La postura política ante la IA debe definir nuestro voto
Durante años discutimos la inteligencia artificial como si fuera una herramienta más. Hoy esa mirada quedó vieja. La IA no es tecnología: es un nuevo paradigma que re-configura todos los sistemas sociales al mismo tiempo.
Por eso creo que llegó el momento de hacernos una pregunta aún más incómoda. ¿Está bien que la postura de un candidato político sobre inteligencia artificial influya en nuestra decisión electoral?
Absolutamente, sí. Y no porque debamos votar a favor o en contra de la IA, es mucho más lo que estamos eligiendo. Debemos conocer qué modelo de sociedad propone cada candidato frente a ella. Yuval Noah Harari acaba de plantear que las próximas elecciones de Estados Unidos deberían girar por completo en torno a la inteligencia artificial. Su advertencia no apunta solamente a los riesgos tecnológicos, sino a algo mucho más profundo: la confianza.
La IA puede comprender sistemas financieros con una escala que ningún humano podría alcanzar. También puede intervenir en los contenidos que consumimos, en nuestras relaciones y, potencialmente, en las decisiones que afectan nuestra vida.
Ahí aparece el verdadero problema. Si confiamos cada vez más en sistemas que no podemos comprender ni controlar, también podemos terminar entregándoles nuestra autonomía.
Harari advierte incluso sobre un “despotismo tecnológico”. La IA puede producir intimidad en masa y utilizarla para influir sobre intereses políticos o comerciales. Eso cambia completamente la dimensión del debate. Entonces, ¿cómo debería votar una sociedad? No preguntándose si la IA es buena o mala. Esa discusión es demasiado simple para una transformación de esta magnitud.
La pregunta debería ser otra: ¿qué reglas quiere establecer cada candidato? Regular o no regular no es una decisión técnica. Es una decisión política. Hay que regular. Y aunque nos digan que no existe regulación, eso no es verdad. Las reglas existen a favor de quienes crean los negocios, donde no hay reglas es en protección al usuario, a vos y a mi.

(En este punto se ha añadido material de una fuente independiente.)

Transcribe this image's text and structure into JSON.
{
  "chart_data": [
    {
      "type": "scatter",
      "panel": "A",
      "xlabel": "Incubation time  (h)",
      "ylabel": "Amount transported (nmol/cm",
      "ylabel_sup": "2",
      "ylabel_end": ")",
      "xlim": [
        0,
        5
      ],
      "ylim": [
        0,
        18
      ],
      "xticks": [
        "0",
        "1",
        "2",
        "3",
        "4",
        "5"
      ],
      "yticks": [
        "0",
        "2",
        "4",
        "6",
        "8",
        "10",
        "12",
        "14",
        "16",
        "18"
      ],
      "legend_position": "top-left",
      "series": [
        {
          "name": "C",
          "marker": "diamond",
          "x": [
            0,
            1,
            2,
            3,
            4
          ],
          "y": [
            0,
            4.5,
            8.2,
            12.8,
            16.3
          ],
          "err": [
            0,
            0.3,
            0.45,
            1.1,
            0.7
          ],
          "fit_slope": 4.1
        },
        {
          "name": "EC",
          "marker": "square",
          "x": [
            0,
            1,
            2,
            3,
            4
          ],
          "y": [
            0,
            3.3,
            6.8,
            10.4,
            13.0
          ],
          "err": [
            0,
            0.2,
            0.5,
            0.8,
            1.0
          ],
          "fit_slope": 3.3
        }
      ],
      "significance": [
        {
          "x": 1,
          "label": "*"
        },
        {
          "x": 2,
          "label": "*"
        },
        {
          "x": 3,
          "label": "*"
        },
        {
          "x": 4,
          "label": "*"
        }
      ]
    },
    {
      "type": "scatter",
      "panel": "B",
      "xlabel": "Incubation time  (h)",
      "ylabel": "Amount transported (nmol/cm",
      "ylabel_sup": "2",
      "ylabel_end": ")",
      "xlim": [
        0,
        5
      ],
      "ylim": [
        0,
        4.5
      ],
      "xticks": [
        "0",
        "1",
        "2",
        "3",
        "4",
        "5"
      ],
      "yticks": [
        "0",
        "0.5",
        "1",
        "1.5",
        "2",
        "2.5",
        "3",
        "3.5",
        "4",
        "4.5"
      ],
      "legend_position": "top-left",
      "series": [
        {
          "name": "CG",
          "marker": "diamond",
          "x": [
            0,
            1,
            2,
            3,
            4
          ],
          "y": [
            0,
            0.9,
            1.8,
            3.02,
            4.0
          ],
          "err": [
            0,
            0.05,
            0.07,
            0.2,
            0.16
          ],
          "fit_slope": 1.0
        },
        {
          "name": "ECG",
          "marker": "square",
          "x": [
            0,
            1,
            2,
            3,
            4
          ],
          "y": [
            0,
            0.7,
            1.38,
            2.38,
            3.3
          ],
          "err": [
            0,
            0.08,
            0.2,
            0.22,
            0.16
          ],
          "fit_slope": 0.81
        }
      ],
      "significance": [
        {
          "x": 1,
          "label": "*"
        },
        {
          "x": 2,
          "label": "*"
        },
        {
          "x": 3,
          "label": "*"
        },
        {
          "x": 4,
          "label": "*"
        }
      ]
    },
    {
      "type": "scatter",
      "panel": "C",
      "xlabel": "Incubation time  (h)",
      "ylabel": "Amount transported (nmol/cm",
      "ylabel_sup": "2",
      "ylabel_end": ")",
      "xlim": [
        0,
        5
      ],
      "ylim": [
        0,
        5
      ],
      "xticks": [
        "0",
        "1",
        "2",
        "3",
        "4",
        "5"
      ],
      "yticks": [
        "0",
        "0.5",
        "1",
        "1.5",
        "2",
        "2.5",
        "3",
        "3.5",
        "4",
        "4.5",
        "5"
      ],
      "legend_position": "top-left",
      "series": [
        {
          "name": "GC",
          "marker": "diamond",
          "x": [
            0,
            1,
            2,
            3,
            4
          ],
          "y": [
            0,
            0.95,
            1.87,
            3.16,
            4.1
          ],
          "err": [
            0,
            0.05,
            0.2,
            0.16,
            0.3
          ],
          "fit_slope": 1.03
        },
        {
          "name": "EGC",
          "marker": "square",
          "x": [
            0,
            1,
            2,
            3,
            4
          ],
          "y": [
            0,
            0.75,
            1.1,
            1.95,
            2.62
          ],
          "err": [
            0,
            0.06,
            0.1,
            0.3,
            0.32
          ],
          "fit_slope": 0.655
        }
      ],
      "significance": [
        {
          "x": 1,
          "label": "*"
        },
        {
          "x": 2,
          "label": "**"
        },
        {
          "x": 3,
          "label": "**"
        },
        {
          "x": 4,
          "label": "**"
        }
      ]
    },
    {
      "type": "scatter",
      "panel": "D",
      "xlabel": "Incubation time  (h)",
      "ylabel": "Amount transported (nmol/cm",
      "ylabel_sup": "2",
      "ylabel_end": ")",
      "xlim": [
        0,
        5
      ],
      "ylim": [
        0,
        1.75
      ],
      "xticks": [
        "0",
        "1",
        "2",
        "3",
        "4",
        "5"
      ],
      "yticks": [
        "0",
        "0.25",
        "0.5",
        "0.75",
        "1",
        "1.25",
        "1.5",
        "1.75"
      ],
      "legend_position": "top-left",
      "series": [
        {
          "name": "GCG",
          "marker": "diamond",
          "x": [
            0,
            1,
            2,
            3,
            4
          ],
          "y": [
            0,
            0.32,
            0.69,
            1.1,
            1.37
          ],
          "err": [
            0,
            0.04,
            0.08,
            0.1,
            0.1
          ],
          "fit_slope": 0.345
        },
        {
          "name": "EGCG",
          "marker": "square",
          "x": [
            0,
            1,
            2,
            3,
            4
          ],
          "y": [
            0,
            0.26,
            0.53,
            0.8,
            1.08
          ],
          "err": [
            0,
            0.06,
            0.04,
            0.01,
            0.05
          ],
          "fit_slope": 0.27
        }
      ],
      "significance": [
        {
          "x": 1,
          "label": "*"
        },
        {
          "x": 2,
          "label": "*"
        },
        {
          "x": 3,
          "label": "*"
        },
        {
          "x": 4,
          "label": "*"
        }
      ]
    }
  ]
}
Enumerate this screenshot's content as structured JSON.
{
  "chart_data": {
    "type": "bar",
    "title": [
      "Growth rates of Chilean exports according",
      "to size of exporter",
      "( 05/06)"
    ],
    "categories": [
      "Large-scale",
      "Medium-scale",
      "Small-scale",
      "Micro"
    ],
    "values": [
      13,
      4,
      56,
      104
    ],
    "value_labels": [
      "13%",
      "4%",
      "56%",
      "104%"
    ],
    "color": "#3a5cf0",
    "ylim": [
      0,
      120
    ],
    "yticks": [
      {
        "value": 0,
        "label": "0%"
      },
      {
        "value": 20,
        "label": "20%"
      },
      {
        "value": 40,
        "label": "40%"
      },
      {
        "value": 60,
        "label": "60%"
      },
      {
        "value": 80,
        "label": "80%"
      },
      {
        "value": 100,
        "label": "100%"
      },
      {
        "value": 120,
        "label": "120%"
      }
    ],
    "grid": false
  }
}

Las reglas existen. La pregunta es a favor de quién se escriben esas reglas. La respuesta es clara. Estados Unidos habla de desregulación. Argentina también. La Unión Europea eligió otro camino. Los tres expresan voluntades políticas diferentes. La diferencia está en a quién le dan prioridad.
Desde el 2 de agosto de 2026, la Unión Europea obliga a empresas como Google, OpenAI y Anthropic a rotular el contenido generado con sus herramientas de IA. En pocas semanas, esa implementación llegó globalmente, no solamente a Europa. La regulación funciona cuando alguien realmente la exige.
Esto deberíamos incorporarlo al debate electoral. Las reglas no aparecen solas. Las define alguien, responden a los intereses de unos pocos, siempre en detrimento del usuario final que es el más vulnerable, excepto al momento de elegir su voto.
Por eso considero necesario que los ciudadanos incorporemos la IA entre los temas que evalúan antes de votar. No como una cuestión partidaria, sino como una definición sobre el futuro que queremos construir y terminan afectando nuestra vida cotidiana.
América Latina tiene una oportunidad enorme. Tenemos un superpoder que todavía no usamos coordinadamente: somos más de 650 millones de personas. Tenemos peso suficiente para sentarnos en la mesa donde se decide el futuro.
Harari pide que los votantes actúen. Yo pienso que todos los ciudadanos deberíamos hacerlo. La IA no es solamente una tecnología que agiliza procesos. Es un sistema que empieza a controlar absolutamente todo.
El futuro no se define únicamente en los laboratorios de las grandes empresas tecnológicas. También se define en las urnas. Y si no participamos de esa conversación, otros decidirán por nosotros. No se trata de frenar la innovación. Se trata de decidir quién la conduce, con qué límites y para beneficio de quién. Porque no hay progreso digital que no sea, en el fondo, progreso humano.